Pelecehan Anak-KDRT di Toba Masih Tinggi, Ekonomi Lemah jadi Pemicu Utama


Kanit PPA Satreskrim Polres Toba, Brigpol Oca Simanjuntak. (f: nimrot/mistar)
Toba, MISTAR.ID
Unit Perlindungan Perempuan dan Anak (PPA) Satreskrim Polres Toba mencatat, kasus kekerasan seksual terhadap anak dan kekerasan dalam rumah tangga (KDRT) di Kabupaten Toba masih tergolong tinggi sepanjang 2024 hingga awal 2025. Faktor ekonomi yang lemah disebut menjadi salah satu penyebab utama meningkatnya kasus tersebut.
Kanit PPA Satreskrim Polres Toba, Brigpol Oca Simanjuntak, menyampaikan bahwa sepanjang tahun 2024 pihaknya menangani 22 kasus persetubuhan atau pencabulan terhadap anak di bawah umur.
“Dari 22 kasus tersebut, 20 sudah kami limpahkan ke Kejaksaan Negeri Toba beserta barang bukti dan tersangkanya. Dua kasus lainnya masih dalam proses penyidikan karena pelakunya masuk dalam Daftar Pencarian Orang (DPO),” ujar Oca saat ditemui, Senin (20/4/2025).

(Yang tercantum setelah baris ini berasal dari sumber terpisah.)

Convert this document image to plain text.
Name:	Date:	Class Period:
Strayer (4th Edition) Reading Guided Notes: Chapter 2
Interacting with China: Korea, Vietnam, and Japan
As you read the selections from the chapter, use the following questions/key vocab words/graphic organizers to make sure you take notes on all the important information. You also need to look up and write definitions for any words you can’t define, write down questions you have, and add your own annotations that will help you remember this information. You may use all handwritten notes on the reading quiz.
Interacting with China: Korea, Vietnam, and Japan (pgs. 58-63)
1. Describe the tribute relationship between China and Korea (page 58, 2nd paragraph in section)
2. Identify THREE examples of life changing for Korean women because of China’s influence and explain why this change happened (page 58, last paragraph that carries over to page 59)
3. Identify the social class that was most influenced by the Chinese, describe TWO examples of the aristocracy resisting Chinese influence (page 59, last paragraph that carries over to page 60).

Sementara itu, untuk kasus KDRT pada tahun 2024 tercatat sebanyak 23 kasus. Dari jumlah tersebut, 3 kasus telah dilimpahkan ke kejaksaan, sementara 19 kasus diselesaikan melalui restorative justice karena masih dalam lingkup rumah tangga.

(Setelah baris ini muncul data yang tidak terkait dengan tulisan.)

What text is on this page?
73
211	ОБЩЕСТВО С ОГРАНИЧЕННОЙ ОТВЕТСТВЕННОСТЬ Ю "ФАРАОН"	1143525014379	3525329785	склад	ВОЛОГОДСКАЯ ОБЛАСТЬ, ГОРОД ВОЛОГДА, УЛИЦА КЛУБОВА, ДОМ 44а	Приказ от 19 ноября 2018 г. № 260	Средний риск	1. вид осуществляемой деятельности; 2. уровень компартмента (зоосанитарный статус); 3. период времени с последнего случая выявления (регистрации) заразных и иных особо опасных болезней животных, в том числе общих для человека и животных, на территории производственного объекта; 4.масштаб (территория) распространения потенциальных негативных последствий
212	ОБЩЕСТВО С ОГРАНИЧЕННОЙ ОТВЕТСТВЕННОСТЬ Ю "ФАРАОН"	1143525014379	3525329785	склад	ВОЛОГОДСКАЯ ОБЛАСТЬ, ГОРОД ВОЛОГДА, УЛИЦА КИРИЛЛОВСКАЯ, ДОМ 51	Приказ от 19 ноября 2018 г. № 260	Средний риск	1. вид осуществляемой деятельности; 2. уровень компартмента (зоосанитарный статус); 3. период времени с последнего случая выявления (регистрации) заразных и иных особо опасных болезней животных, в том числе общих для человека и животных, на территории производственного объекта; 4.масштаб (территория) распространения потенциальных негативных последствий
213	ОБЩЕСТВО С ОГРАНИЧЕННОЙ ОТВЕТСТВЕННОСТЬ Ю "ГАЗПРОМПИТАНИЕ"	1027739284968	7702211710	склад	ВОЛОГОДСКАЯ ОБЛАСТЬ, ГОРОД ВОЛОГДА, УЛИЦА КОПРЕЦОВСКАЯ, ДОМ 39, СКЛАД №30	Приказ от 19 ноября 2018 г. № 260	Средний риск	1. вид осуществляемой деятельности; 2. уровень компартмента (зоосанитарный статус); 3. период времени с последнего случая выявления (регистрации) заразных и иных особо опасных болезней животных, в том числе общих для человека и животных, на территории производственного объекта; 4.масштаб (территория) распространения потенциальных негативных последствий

“Restorative justice dilakukan melalui proses mediasi antara korban dan pelaku, dan kasus-kasus tersebut telah dihentikan (SP3),” katanya.
Memasuki tahun 2025, dalam periode Januari hingga Maret, Unit PPA telah menangani 3 kasus pencabulan terhadap anak di bawah umur, di mana seluruh tersangka sudah diamankan dan ditahan di Polres Toba. Ketiganya segera akan dilimpahkan ke Kejaksaan Negeri Toba.
Sedangkan untuk kasus KDRT, hingga Maret 2025 sudah terdapat 6 laporan. Satu kasus telah P21 dan dilimpahkan ke kejaksaan, sementara tiga kasus masih dalam proses penyidikan. Dua kasus lainnya telah diselesaikan secara damai melalui pendekatan restorative justice.
Dari hasil penyidikan, faktor kondisi ekonomi yang lemah menjadi penyebab dominan terjadinya tindak pidana pencabulan dan KDRT di wilayah Toba.
“Pelaku melakukan pelampiasan hasrat karena tidak memiliki uang untuk bersenang-senang di luar, lalu menjadikan anak tetangga atau orang terdekat sebagai korban. Banyak di antara pelaku juga dalam keadaan mabuk akibat alkohol,” ucap Oca.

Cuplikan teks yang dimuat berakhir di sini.